Shin’s current exhibition isn’t going to inspire the backlash that some her previous efforts have. The “Men Photographing Men” pictures made headlines, as did her 2017 Eckhaus Latta campaign, for which she shot real couples mid-coitus. The 2019 Whitney Biennial featured her two most infamous series: “Baby” (2016), which captured shriveled newborns emerging from their mothers, and “Kanye” (2018), for which she documented the eponymous rapper at the height of controversy and on a monumental scale.
In past interviews, Shin deflected questions about taste. “I thought people would have more humor,” she once said of audience responses to her 2018 Kunsthalle Zurich show, which featured the “Kanye” portraits. “They could really only see one layer of the work.”

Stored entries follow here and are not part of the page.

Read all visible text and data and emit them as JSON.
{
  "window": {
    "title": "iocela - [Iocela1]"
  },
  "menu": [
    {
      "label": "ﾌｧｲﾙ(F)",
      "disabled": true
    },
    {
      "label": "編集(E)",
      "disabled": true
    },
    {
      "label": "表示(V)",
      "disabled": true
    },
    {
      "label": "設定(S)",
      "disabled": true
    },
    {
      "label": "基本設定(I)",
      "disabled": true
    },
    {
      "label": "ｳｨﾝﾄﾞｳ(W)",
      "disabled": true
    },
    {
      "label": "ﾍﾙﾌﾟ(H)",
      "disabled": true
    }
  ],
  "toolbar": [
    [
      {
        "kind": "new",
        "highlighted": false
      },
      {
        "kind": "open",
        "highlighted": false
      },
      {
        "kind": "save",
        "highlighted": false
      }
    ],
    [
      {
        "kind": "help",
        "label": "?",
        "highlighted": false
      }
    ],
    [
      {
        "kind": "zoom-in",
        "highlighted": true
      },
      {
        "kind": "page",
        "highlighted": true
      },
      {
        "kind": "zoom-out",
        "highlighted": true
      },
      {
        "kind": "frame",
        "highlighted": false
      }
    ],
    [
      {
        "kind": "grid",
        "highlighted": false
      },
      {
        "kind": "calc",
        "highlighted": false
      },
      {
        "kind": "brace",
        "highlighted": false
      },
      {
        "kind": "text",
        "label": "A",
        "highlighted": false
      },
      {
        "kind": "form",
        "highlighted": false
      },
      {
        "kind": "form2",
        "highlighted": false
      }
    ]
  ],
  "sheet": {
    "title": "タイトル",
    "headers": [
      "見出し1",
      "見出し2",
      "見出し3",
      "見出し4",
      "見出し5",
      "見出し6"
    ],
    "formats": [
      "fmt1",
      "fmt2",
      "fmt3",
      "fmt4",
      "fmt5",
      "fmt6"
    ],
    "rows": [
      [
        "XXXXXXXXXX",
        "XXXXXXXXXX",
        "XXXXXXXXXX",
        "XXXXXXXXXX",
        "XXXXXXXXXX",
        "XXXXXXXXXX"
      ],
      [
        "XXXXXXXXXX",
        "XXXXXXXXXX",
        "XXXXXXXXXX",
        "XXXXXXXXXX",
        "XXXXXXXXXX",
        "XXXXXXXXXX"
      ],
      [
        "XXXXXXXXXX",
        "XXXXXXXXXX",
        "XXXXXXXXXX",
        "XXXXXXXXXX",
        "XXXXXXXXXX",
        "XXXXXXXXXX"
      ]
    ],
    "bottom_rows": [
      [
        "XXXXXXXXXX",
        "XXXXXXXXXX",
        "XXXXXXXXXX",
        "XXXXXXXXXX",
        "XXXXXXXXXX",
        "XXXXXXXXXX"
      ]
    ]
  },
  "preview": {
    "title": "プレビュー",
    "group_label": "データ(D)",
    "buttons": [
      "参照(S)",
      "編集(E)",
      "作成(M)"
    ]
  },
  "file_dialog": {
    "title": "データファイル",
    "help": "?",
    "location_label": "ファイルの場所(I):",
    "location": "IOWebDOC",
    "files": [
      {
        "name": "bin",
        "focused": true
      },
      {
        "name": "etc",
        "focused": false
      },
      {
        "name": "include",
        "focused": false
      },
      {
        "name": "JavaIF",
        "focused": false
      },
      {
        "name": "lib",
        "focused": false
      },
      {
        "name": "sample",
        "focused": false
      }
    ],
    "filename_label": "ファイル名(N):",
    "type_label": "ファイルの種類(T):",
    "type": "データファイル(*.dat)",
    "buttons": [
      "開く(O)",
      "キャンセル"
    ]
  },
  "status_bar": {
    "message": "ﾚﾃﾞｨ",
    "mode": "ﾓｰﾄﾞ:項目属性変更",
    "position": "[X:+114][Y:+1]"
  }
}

Whether or not she agreed with the taboos others identified in her work, it’s clear Shin knew what she was doing. “There used to be a time when a certain kind of outrage would give meaning, in a certain context, to a work,” she said. But more recently, the artist has grown bored of provocation. “Maybe I’ve just changed,” she explained. “Back then, I think it was more interesting to see certain kinds of reactions. Now I don’t think it’s interesting.”
Shin paused, eyes to the sky. “I think you choose your battles,” she continued. “I think that my battle is definitely more about doing art that interests me than going into a dialogue with people that I’m not interested in.”
If the artist is in dialogue with anybody in “The Big Nudes,” it might be herself. At the center of the show is a freestanding glass pyramid, inside of which floats a 3D hologram of her brain, imaged from the MRI scans. It’s a work unlike any Shin has shown before, and yet it ties everything around it together. The real pleasure of “The Big Nudes,” it turns out, is seeing an artist trust her vision enough to indulge her singular impulses. Literally and figuratively, her mind is on display.